3) Nous sommes tombés d’accord sur le fait que toute extension graduelle et pacifique de la Fédération Européenne vers l’Est doit être tenue pour juste, puisqu’elle correspond à l’extension de la liberté politique, et pour prévisible, à cause du poids de l’Europe unie dans la balance mondiale du pouvoir, et de la tendance des Européens de l’Est à rejoindre ceux de l’Ouest dans la Fédération, l’U.R.S.S. ne pouvant pas dans cette situation maintenir facilement sa domination. Mais nous nous sommes rendu compte aussi du fait que cette extension constituerait, dans un premier temps, une augmentation de la tension mondiale, puisqu’elle déplairait aux Russes et aux Américains, étant donné qu’ils cherchent maintenant un accord avec les Russes, et nous avons cherché à évaluer ce problème. La première constatation est que cela est inévitable. On ne peut pas vouloir la liberté des Allemands de l’Est, des Hongrois, des Polonais, des Tchèques, etc., sans déplaire aux Russes et sans payer ce prix. La seconde constatation, c’est que l’unification fédérale graduelle de toute l’Europe, la fin de sa division en deux zones stratégiques, serait très bienfaisante pour une détente profonde et durable. Cette Europe ferait disparaître la dangereuse limite territoriale — européenne — de puissance entre les deux géants nucléaires, les U.S.A. et l’U.R.S.S. Avec cette Europe il y aurait dans le monde trois puissances au lieu de deux et, partant, cesserait l’affrontement direct et exclusif des U.S.A. et de l’U.R.S.S. qui est la cause profonde de la tension internationale et de la course aux armements. D’éventuels accords entre l’U.R.S.S. et les U.S.A., c’est-à-dire entre les deux antagonistes, ne pourraient être que des pauses dans le combat, et ne pourraient avoir qu’un contenu très limité, tandis qu’avec trois puissances, et la voie étant ouverte pour faire de tout continent un centre autonome de participation à la balance mondiale du pouvoir, le monde serait certainement moins belliqueux.
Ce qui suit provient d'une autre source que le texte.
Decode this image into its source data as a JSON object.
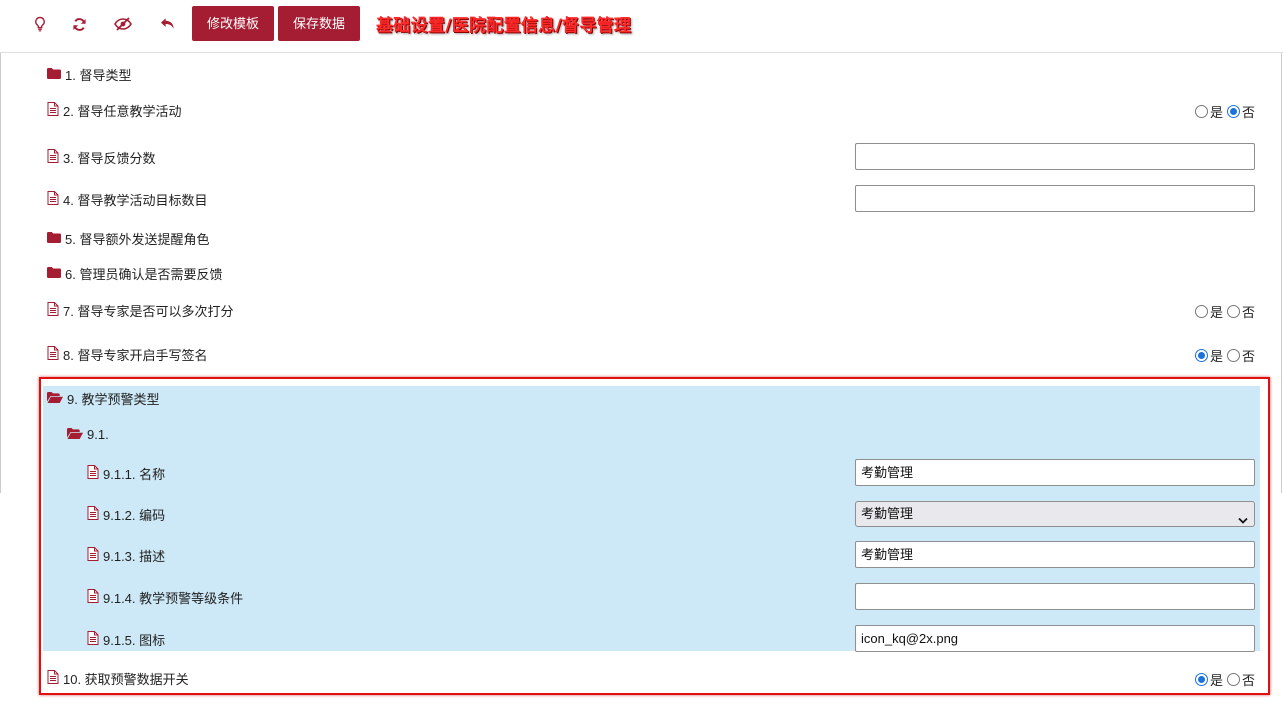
{
  "toolbar": {
    "icons": [
      "lightbulb-icon",
      "refresh-icon",
      "eye-slash-icon",
      "undo-icon"
    ],
    "edit_template_label": "修改模板",
    "save_data_label": "保存数据",
    "breadcrumb": "基础设置/医院配置信息/督导管理"
  },
  "items": [
    {
      "label": "1. 督导类型",
      "type": "folder"
    },
    {
      "label": "2. 督导任意教学活动",
      "type": "radio",
      "yes": "是",
      "no": "否",
      "selected": "no"
    },
    {
      "label": "3. 督导反馈分数",
      "type": "input",
      "value": ""
    },
    {
      "label": "4. 督导教学活动目标数目",
      "type": "input",
      "value": ""
    },
    {
      "label": "5. 督导额外发送提醒角色",
      "type": "folder"
    },
    {
      "label": "6. 管理员确认是否需要反馈",
      "type": "folder"
    },
    {
      "label": "7. 督导专家是否可以多次打分",
      "type": "radio",
      "yes": "是",
      "no": "否",
      "selected": "none"
    },
    {
      "label": "8. 督导专家开启手写签名",
      "type": "radio",
      "yes": "是",
      "no": "否",
      "selected": "yes"
    },
    {
      "label": "9. 教学预警类型",
      "type": "folder-open"
    },
    {
      "label": "9.1.",
      "type": "folder-open"
    },
    {
      "label": "9.1.1. 名称",
      "type": "input",
      "value": "考勤管理"
    },
    {
      "label": "9.1.2. 编码",
      "type": "select",
      "value": "考勤管理"
    },
    {
      "label": "9.1.3. 描述",
      "type": "input",
      "value": "考勤管理"
    },
    {
      "label": "9.1.4. 教学预警等级条件",
      "type": "input",
      "value": ""
    },
    {
      "label": "9.1.5. 图标",
      "type": "input",
      "value": "icon_kq@2x.png"
    },
    {
      "label": "10. 获取预警数据开关",
      "type": "radio",
      "yes": "是",
      "no": "否",
      "selected": "yes"
    }
  ],
  "colors": {
    "accent": "#a51d33",
    "highlight": "#cde8f6",
    "frame": "#e01010",
    "radio": "#1b72d9",
    "breadcrumb": "#ff2a2a"
  }
}
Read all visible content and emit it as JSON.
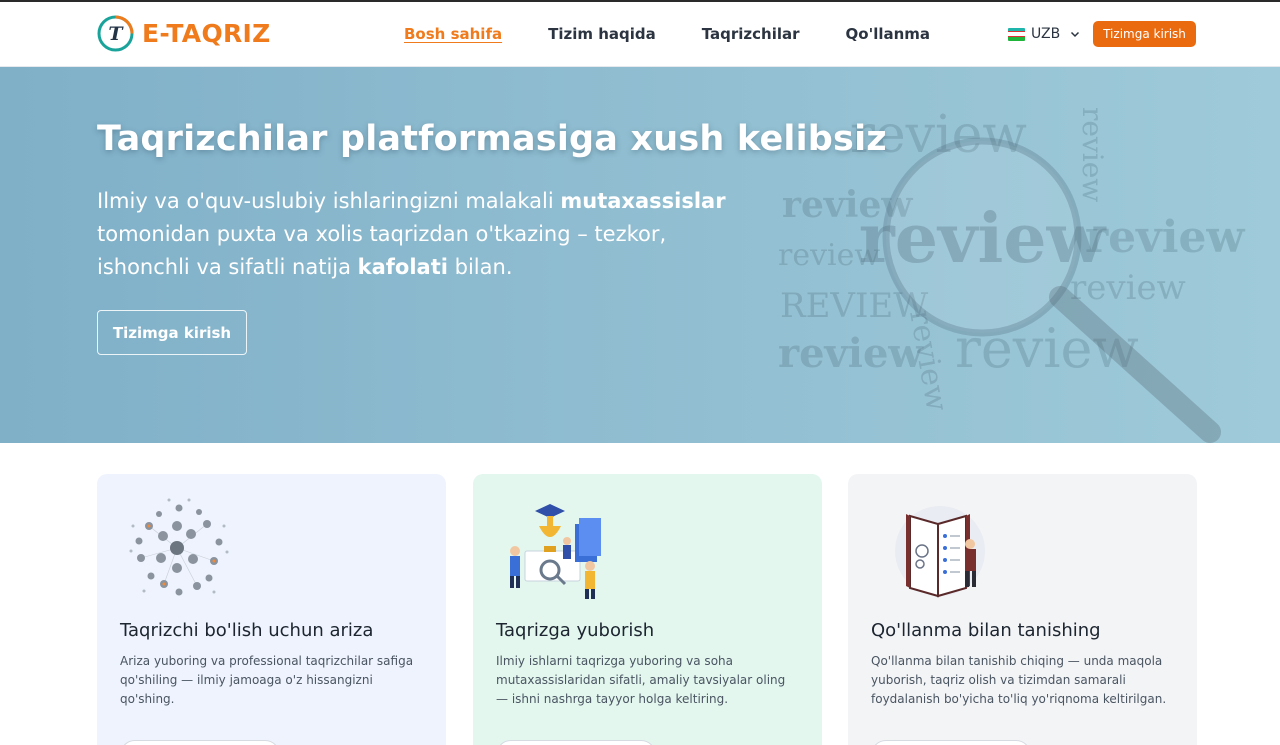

Ces considérations sur la brève tension initiale concernent l’aspect tactique du problème de la liberté de tous les Allemands et de tous les Européens. Elles ne peuvent pas être écartées puisqu’une stratégie qui ne débouche pas sur le plan tactique, ne devient pas une stratégie effective, un principe concret de réalisation.


* Le 29 juin 1963 quelques fédéralistes italiens du M.F.E., réunis à Milan, eurent une entrevue avec Dietrich Gruber, secrétaire de la section de Munich. Ils en profitèrent pour examiner la façon la plus opportune de commencer la discussion sur le problème allemand et décidèrent d’envoyer à tous leurs amis d’Autonomie Fédéraliste ce questionnaire.